Der weltweite Wassermangel gefährdet Menschen mehr als Kriege – UN kritisieren die reichen Staaten

Die Vereinten Nationen schlagen den globalen Wasseralarm: Die dramatische Krise in der Wasser- und Sanitärversorgung provoziert vor allem in den armen Ländern jährlich Millionen vermeidbarer Todesfälle, heißt es im Jahresbericht 2006 des UN-Entwicklungsprogramms UNDP. In vielen einkommensschwachen Staaten der Welt gefährde der Wassernotstand die Menschen viel stärker als gewaltsame Konflikte. Und der Klimawandel drohe die Unsicherheit der Wasserversorgung „in einem nie da gewesenen Ausmaß“ zu verschärfen. Die Staatengemeinschaft müsse einen globalen Aktionsplan aufstellen, doch auch die betroffenen Länder sollten mehr Geld bereitstellen.

Das UNDP präsentiert dramatische Zahlen. So sitzen weltweit rund 1,1 Milliarden Menschen buchstäblich auf dem Trockenen: Sie sind über längere Perioden von sauberem Wasser abgeschnitten. Mehr als 2,6 Milliarden Menschen haben keinen Zugang zu geeigneter Sanitärversorgung. „Kein Zugang zu Sanitärversorgung ist eine höfliche Art, zu sagen, dass die Menschen ihr Wasser zum Trinken, Kochen und Waschen aus Flüssen, Seen, Be- und Entwässerungsgräben beziehen, die mit Fäkalien von Menschen und Tieren verunreinigt sind“, sagt der UNDP-Experte Kevin Watkins. „Es bedeutet, dass in Elendsvierteln wie Kibera außerhalb von Nairobi die Menschen ihre Notdurft in Plastiktüten verrichten und sie dann auf die Straße werfen, weil sie keine andere Wahl haben.“ Die Folge: Dreckwasser, Notlatrinen und Exkremente verursachen jedes Jahr tödliche Durchfallerkrankungen bei 1,8 Millionen Kindern.

Helfen würden nach Ansicht der Experten Spültoiletten: In Ländern wie Peru und Ägypten verringere sich die Sterblichkeit von Säuglingen um fast 60 Prozent in Haushalten, die ihre Fäkalien durch ein WC entfernen. Als „grausame Ironie“ bezeichnet das UNDP die hohen Kosten: „Wasser kostet diejenigen am meisten, die es sich am wenigsten leisten können.“ So zahlen die Einwohner der Elendsquartiere Nairobis fünf- bis zehnmal mehr für einen Liter Wasser als die Reichen in derselben Stadt. In vielen Entwicklungsländern müssen die Menschen dafür einen weitaus höheren Anteil ihres Einkommens aufbringen als in den Staaten des Nordens.
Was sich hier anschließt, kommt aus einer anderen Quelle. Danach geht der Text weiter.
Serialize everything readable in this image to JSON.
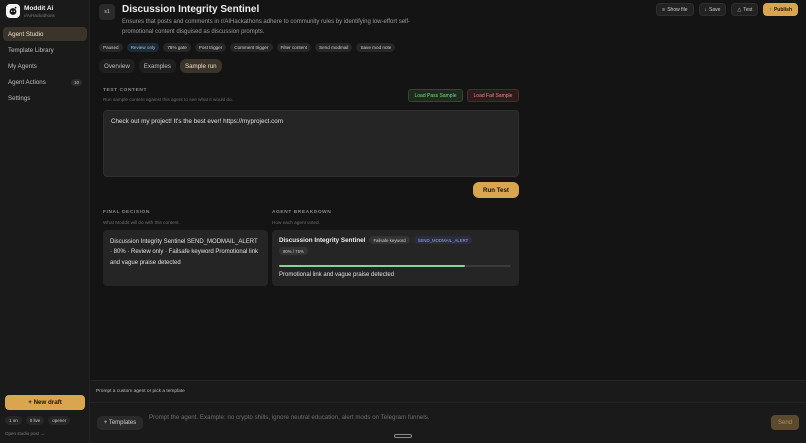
{
  "brand": {
    "name": "Moddit Ai",
    "sub": "r/AIHackathons"
  },
  "nav": [
    {
      "label": "Agent Studio",
      "active": true
    },
    {
      "label": "Template Library"
    },
    {
      "label": "My Agents"
    },
    {
      "label": "Agent Actions",
      "count": "10"
    },
    {
      "label": "Settings"
    }
  ],
  "sidebar": {
    "new_draft": "+ New draft",
    "pills": [
      "1 on",
      "0 live",
      "opener"
    ],
    "link": "Open studio post →"
  },
  "agent": {
    "icon_text": "s1",
    "title": "Discussion Integrity Sentinel",
    "description": "Ensures that posts and comments in r/AIHackathons adhere to community rules by identifying low-effort self-promotional content disguised as discussion prompts."
  },
  "actions": {
    "show_file": "Show file",
    "save": "Save",
    "test": "Test",
    "publish": "Publish"
  },
  "tags": [
    "Paused",
    "Review only",
    "75% gate",
    "Post trigger",
    "Comment trigger",
    "Filter content",
    "Send modmail",
    "Save mod note"
  ],
  "tabs": [
    {
      "label": "Overview"
    },
    {
      "label": "Examples"
    },
    {
      "label": "Sample run",
      "active": true
    }
  ],
  "test": {
    "label": "TEST CONTENT",
    "help": "Run sample content against this agent to see what it would do.",
    "load_pass": "Load Pass Sample",
    "load_fail": "Load Fail Sample",
    "content": "Check out my project! It's the best ever! https://myproject.com",
    "run": "Run Test"
  },
  "decision": {
    "label": "FINAL DECISION",
    "help": "What Moddit will do with this content.",
    "text": "Discussion Integrity Sentinel SEND_MODMAIL_ALERT · 80% · Review only · Failsafe keyword Promotional link and vague praise detected"
  },
  "breakdown": {
    "label": "AGENT BREAKDOWN",
    "help": "How each agent voted.",
    "name": "Discussion Integrity Sentinel",
    "chip1": "Failsafe keyword",
    "chip2": "SEND_MODMAIL_ALERT",
    "score": "80% / 75%",
    "progress": 0.8,
    "reason": "Promotional link and vague praise detected"
  },
  "prompt": {
    "label": "Prompt a custom agent or pick a template",
    "templates": "+ Templates",
    "placeholder": "Prompt the agent. Example: no crypto shills, ignore neutral education, alert mods on Telegram funnels.",
    "send": "Send"
  },
  "colors": {
    "accent": "#d9a54e",
    "success": "#8fcf8f",
    "danger": "#d98c8c"
  }
}
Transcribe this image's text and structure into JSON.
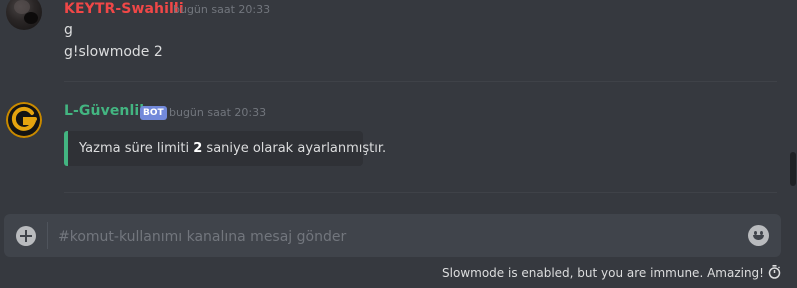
{
  "messages": [
    {
      "author": "KEYTR-Swahilli",
      "timestamp": "bugün saat 20:33",
      "lines": [
        "g",
        "g!slowmode 2"
      ]
    },
    {
      "author": "L-Güvenlik",
      "bot_tag": "BOT",
      "timestamp": "bugün saat 20:33",
      "embed": {
        "text_before": "Yazma süre limiti ",
        "value": "2",
        "text_after": " saniye olarak ayarlanmıştır."
      }
    }
  ],
  "composer": {
    "placeholder": "#komut-kullanımı kanalına mesaj gönder",
    "value": ""
  },
  "status": {
    "slowmode_text": "Slowmode is enabled, but you are immune. Amazing!"
  },
  "colors": {
    "background": "#36393f",
    "user_red": "#f04747",
    "user_green": "#43b581",
    "bot_tag": "#7289da",
    "embed_bg": "#2f3136",
    "input_bg": "#40444b"
  },
  "icons": {
    "attach": "plus-circle-icon",
    "emoji": "smiley-face-icon",
    "slowmode": "stopwatch-icon"
  }
}
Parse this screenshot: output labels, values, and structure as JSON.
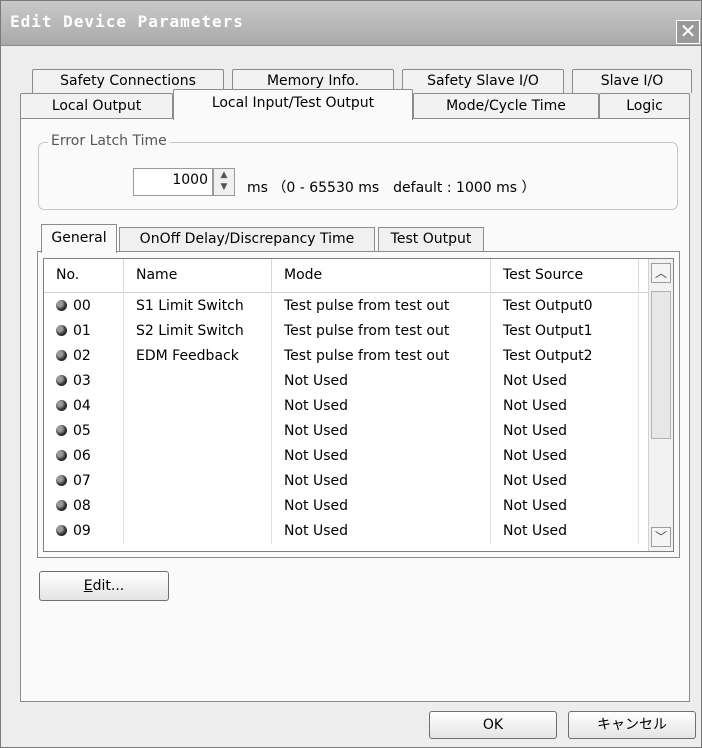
{
  "window": {
    "title": "Edit Device Parameters",
    "close_glyph": "✕"
  },
  "tabs_row1": [
    "Safety Connections",
    "Memory Info.",
    "Safety Slave I/O",
    "Slave I/O"
  ],
  "tabs_row2": [
    "Local Output",
    "Local Input/Test Output",
    "Mode/Cycle Time",
    "Logic"
  ],
  "active_tab": "Local Input/Test Output",
  "error_latch": {
    "legend": "Error Latch Time",
    "value": "1000",
    "range_text": "ms （0 - 65530 ms　default : 1000 ms ）"
  },
  "subtabs": [
    "General",
    "OnOff Delay/Discrepancy Time",
    "Test Output"
  ],
  "active_subtab": "General",
  "table": {
    "columns": [
      "No.",
      "Name",
      "Mode",
      "Test Source"
    ],
    "rows": [
      {
        "no": "00",
        "name": "S1 Limit Switch",
        "mode": "Test pulse from test out",
        "source": "Test Output0"
      },
      {
        "no": "01",
        "name": "S2 Limit Switch",
        "mode": "Test pulse from test out",
        "source": "Test Output1"
      },
      {
        "no": "02",
        "name": "EDM Feedback",
        "mode": "Test pulse from test out",
        "source": "Test Output2"
      },
      {
        "no": "03",
        "name": "",
        "mode": "Not Used",
        "source": "Not Used"
      },
      {
        "no": "04",
        "name": "",
        "mode": "Not Used",
        "source": "Not Used"
      },
      {
        "no": "05",
        "name": "",
        "mode": "Not Used",
        "source": "Not Used"
      },
      {
        "no": "06",
        "name": "",
        "mode": "Not Used",
        "source": "Not Used"
      },
      {
        "no": "07",
        "name": "",
        "mode": "Not Used",
        "source": "Not Used"
      },
      {
        "no": "08",
        "name": "",
        "mode": "Not Used",
        "source": "Not Used"
      },
      {
        "no": "09",
        "name": "",
        "mode": "Not Used",
        "source": "Not Used"
      }
    ]
  },
  "buttons": {
    "edit_mnemonic": "E",
    "edit_rest": "dit...",
    "ok": "OK",
    "cancel": "キャンセル"
  },
  "icons": {
    "row_status": "input-status-icon",
    "scroll_up": "chevron-up-icon",
    "scroll_down": "chevron-down-icon"
  }
}
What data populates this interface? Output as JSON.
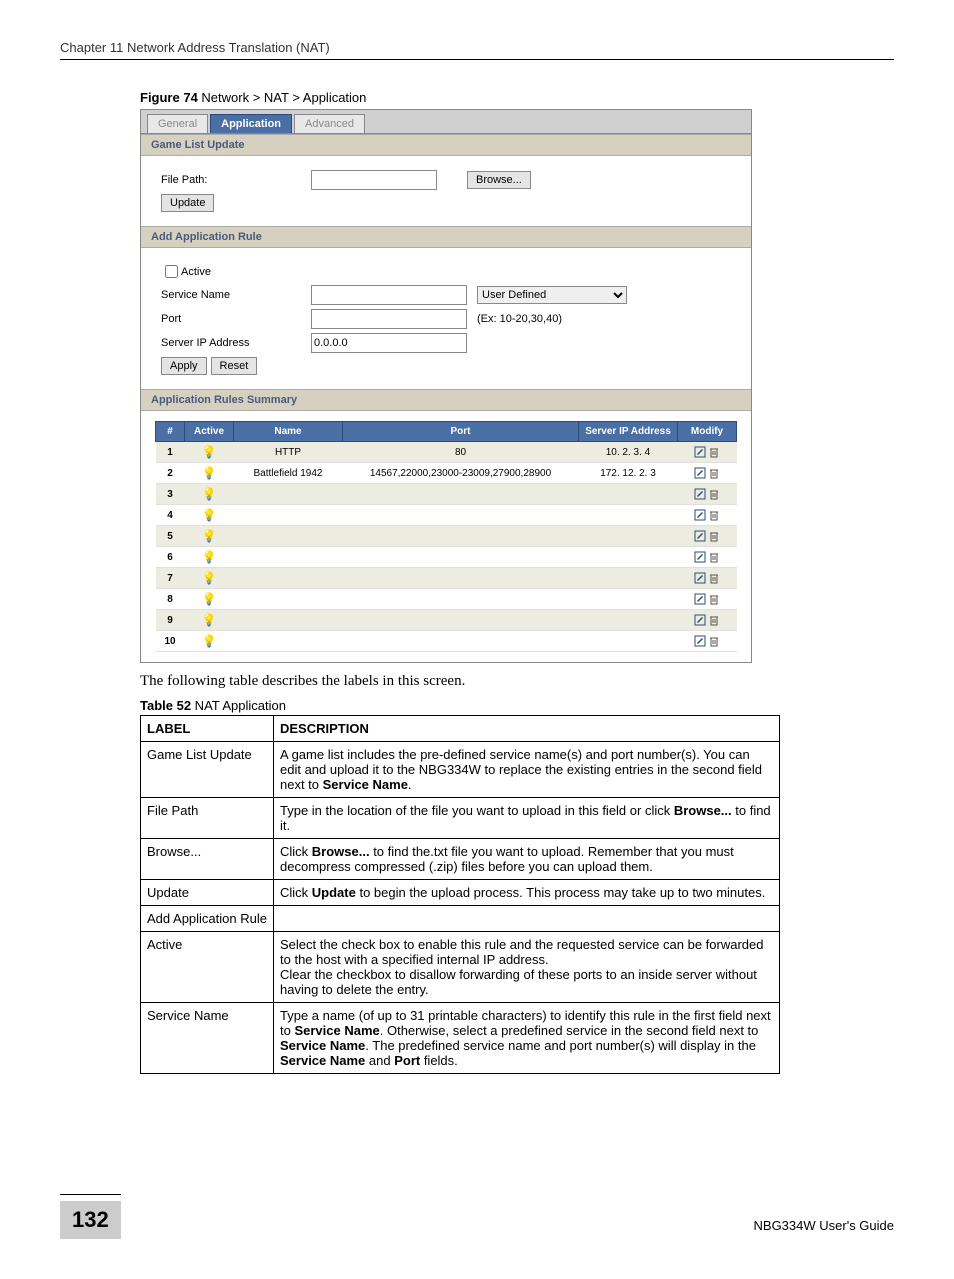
{
  "chapter_header": "Chapter 11 Network Address Translation (NAT)",
  "figure_caption_bold": "Figure 74",
  "figure_caption_rest": "   Network > NAT > Application",
  "tabs": {
    "general": "General",
    "application": "Application",
    "advanced": "Advanced"
  },
  "sections": {
    "game_list": "Game List Update",
    "add_rule": "Add Application Rule",
    "summary": "Application Rules Summary"
  },
  "labels": {
    "file_path": "File Path:",
    "update": "Update",
    "browse": "Browse...",
    "active": "Active",
    "service_name": "Service Name",
    "port": "Port",
    "server_ip": "Server IP Address",
    "apply": "Apply",
    "reset": "Reset",
    "user_defined": "User Defined",
    "port_hint": "(Ex: 10-20,30,40)",
    "ip_default": "0.0.0.0"
  },
  "headers": {
    "num": "#",
    "active": "Active",
    "name": "Name",
    "port": "Port",
    "server_ip": "Server IP Address",
    "modify": "Modify"
  },
  "rows": [
    {
      "n": "1",
      "active": true,
      "name": "HTTP",
      "port": "80",
      "ip": "10. 2. 3. 4"
    },
    {
      "n": "2",
      "active": true,
      "name": "Battlefield 1942",
      "port": "14567,22000,23000-23009,27900,28900",
      "ip": "172. 12. 2. 3"
    },
    {
      "n": "3",
      "active": false,
      "name": "",
      "port": "",
      "ip": ""
    },
    {
      "n": "4",
      "active": false,
      "name": "",
      "port": "",
      "ip": ""
    },
    {
      "n": "5",
      "active": false,
      "name": "",
      "port": "",
      "ip": ""
    },
    {
      "n": "6",
      "active": false,
      "name": "",
      "port": "",
      "ip": ""
    },
    {
      "n": "7",
      "active": false,
      "name": "",
      "port": "",
      "ip": ""
    },
    {
      "n": "8",
      "active": false,
      "name": "",
      "port": "",
      "ip": ""
    },
    {
      "n": "9",
      "active": false,
      "name": "",
      "port": "",
      "ip": ""
    },
    {
      "n": "10",
      "active": false,
      "name": "",
      "port": "",
      "ip": ""
    }
  ],
  "narrative": "The following table describes the labels in this screen.",
  "table_caption_bold": "Table 52",
  "table_caption_rest": "   NAT Application",
  "desc_headers": {
    "label": "LABEL",
    "desc": "DESCRIPTION"
  },
  "desc_rows": [
    {
      "label": "Game List Update",
      "desc": "A game list includes the pre-defined service name(s) and port number(s). You can edit and upload it to the NBG334W to replace the existing entries in the second field next to <b>Service Name</b>."
    },
    {
      "label": "File Path",
      "desc": "Type in the location of the file you want to upload in this field or click <b>Browse...</b> to find it."
    },
    {
      "label": "Browse...",
      "desc": "Click <b>Browse...</b> to find the.txt file you want to upload. Remember that you must decompress compressed (.zip) files before you can upload them."
    },
    {
      "label": "Update",
      "desc": "Click <b>Update</b> to begin the upload process. This process may take up to two minutes."
    },
    {
      "label": "Add Application Rule",
      "desc": ""
    },
    {
      "label": "Active",
      "desc": "Select the check box to enable this rule and the requested service can be forwarded to the host with a specified internal IP address.<br>Clear the checkbox to disallow forwarding of these ports to an inside server without having to delete the entry."
    },
    {
      "label": "Service Name",
      "desc": "Type a name (of up to 31 printable characters) to identify this rule in the first field next to <b>Service Name</b>. Otherwise, select a predefined service in the second field next to <b>Service Name</b>. The predefined service name and port number(s) will display in the <b>Service Name</b> and <b>Port</b> fields."
    }
  ],
  "footer": {
    "page": "132",
    "guide": "NBG334W User's Guide"
  }
}
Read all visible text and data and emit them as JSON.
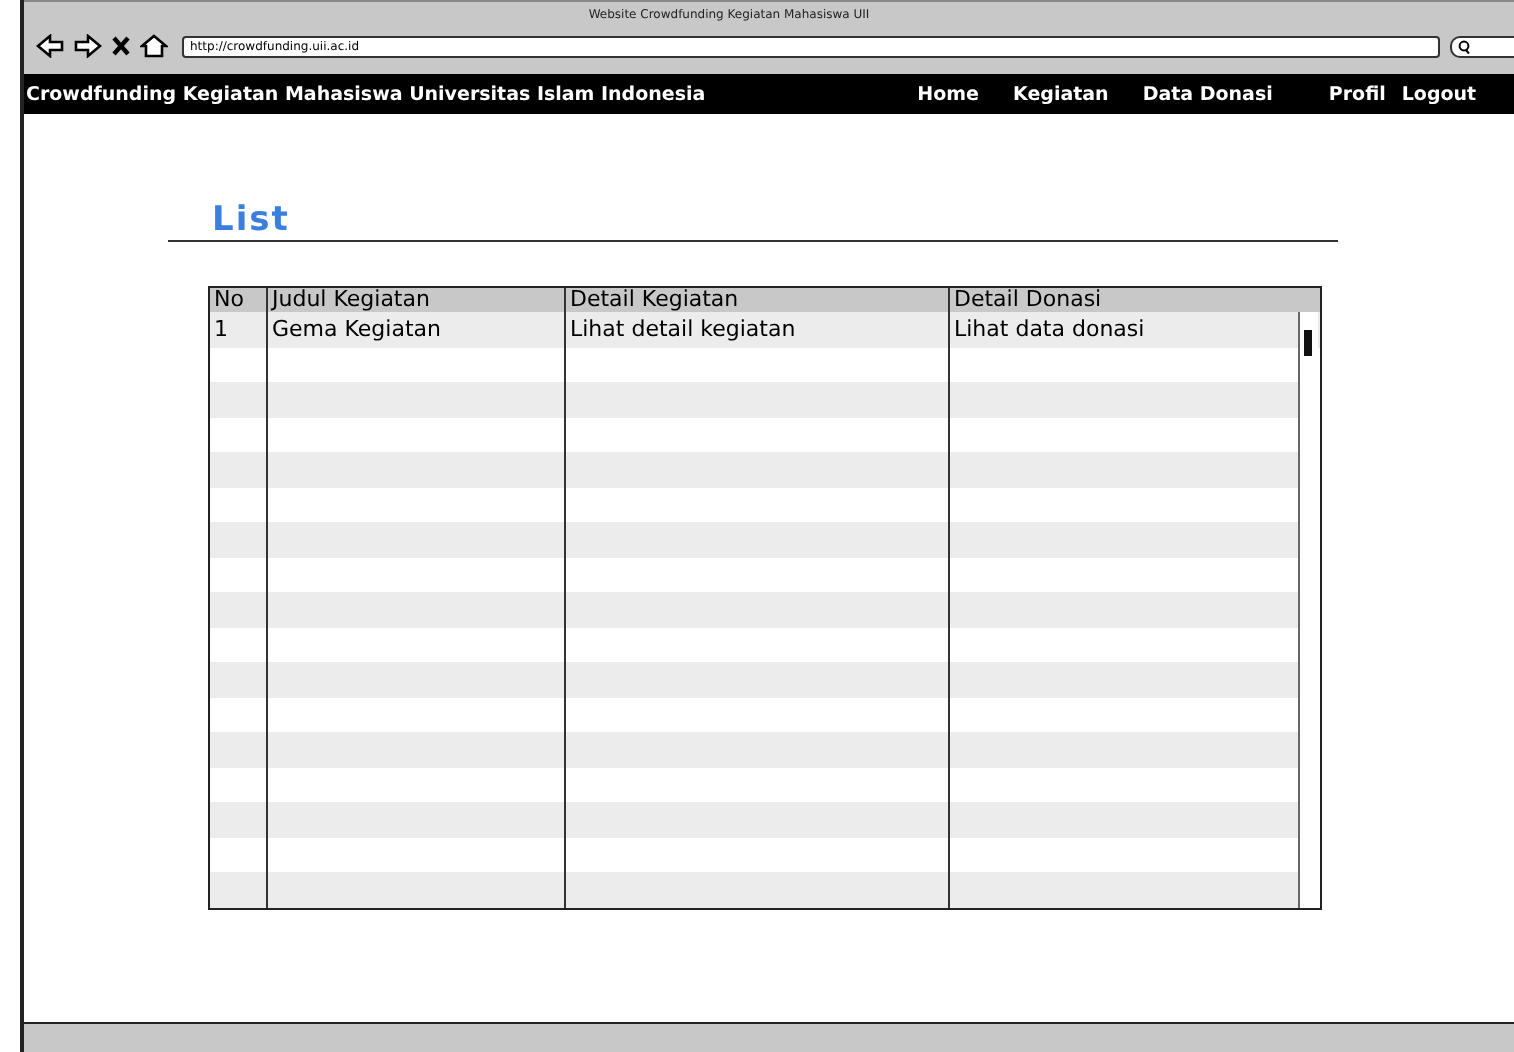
{
  "window": {
    "title": "Website Crowdfunding Kegiatan Mahasiswa UII",
    "url": "http://crowdfunding.uii.ac.id"
  },
  "navbar": {
    "brand": "Crowdfunding Kegiatan Mahasiswa Universitas Islam Indonesia",
    "items": [
      "Home",
      "Kegiatan",
      "Data Donasi",
      "Profil",
      "Logout"
    ]
  },
  "heading": "List",
  "table": {
    "columns": [
      "No",
      "Judul Kegiatan",
      "Detail Kegiatan",
      "Detail Donasi"
    ],
    "rows": [
      [
        "1",
        "Gema Kegiatan",
        "Lihat detail kegiatan",
        "Lihat data donasi"
      ]
    ]
  }
}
Der verschärfte Wettbewerb um Wasser wird, so befürchten die Autoren, die sozialen Konflikte innerhalb der Staaten verschärfen. Die Schwachen, Armen und Benachteiligten, Kleinbauern etwa, drohten aus diesem Verteilungskampf als die großen Verlierer herauszugehen. Jedoch bewerten die UNDP-Autoren Berichte über drohende große internationale Konflikte ums Wasser als „Schreckgespenst“. In den vergangenen 50 Jahren gab es 37 dokumentierte Fälle, in denen es bei Wasserdisputen zwischen Staaten zu Gewalt kam. Gleichzeitig aber schlossen Staaten mehr als 200 Abkommen über Wassernutzung und -versorgung.

Trotzdem kritisieren die UNDP-Fachleute die internationalen Anstrengungen: „Was die Wasser- und Sanitärversorgung angeht, so leidet die Welt an einem Überschuss an Konferenzen und einem Defizit an glaubwürdigem Handeln.“ Handeln müssten vor allem die reichen G-8-Staaten wie Deutschland. Die Versorgung mit Wasser gehöre „ganz oben“ auf die Entwicklungsagenda.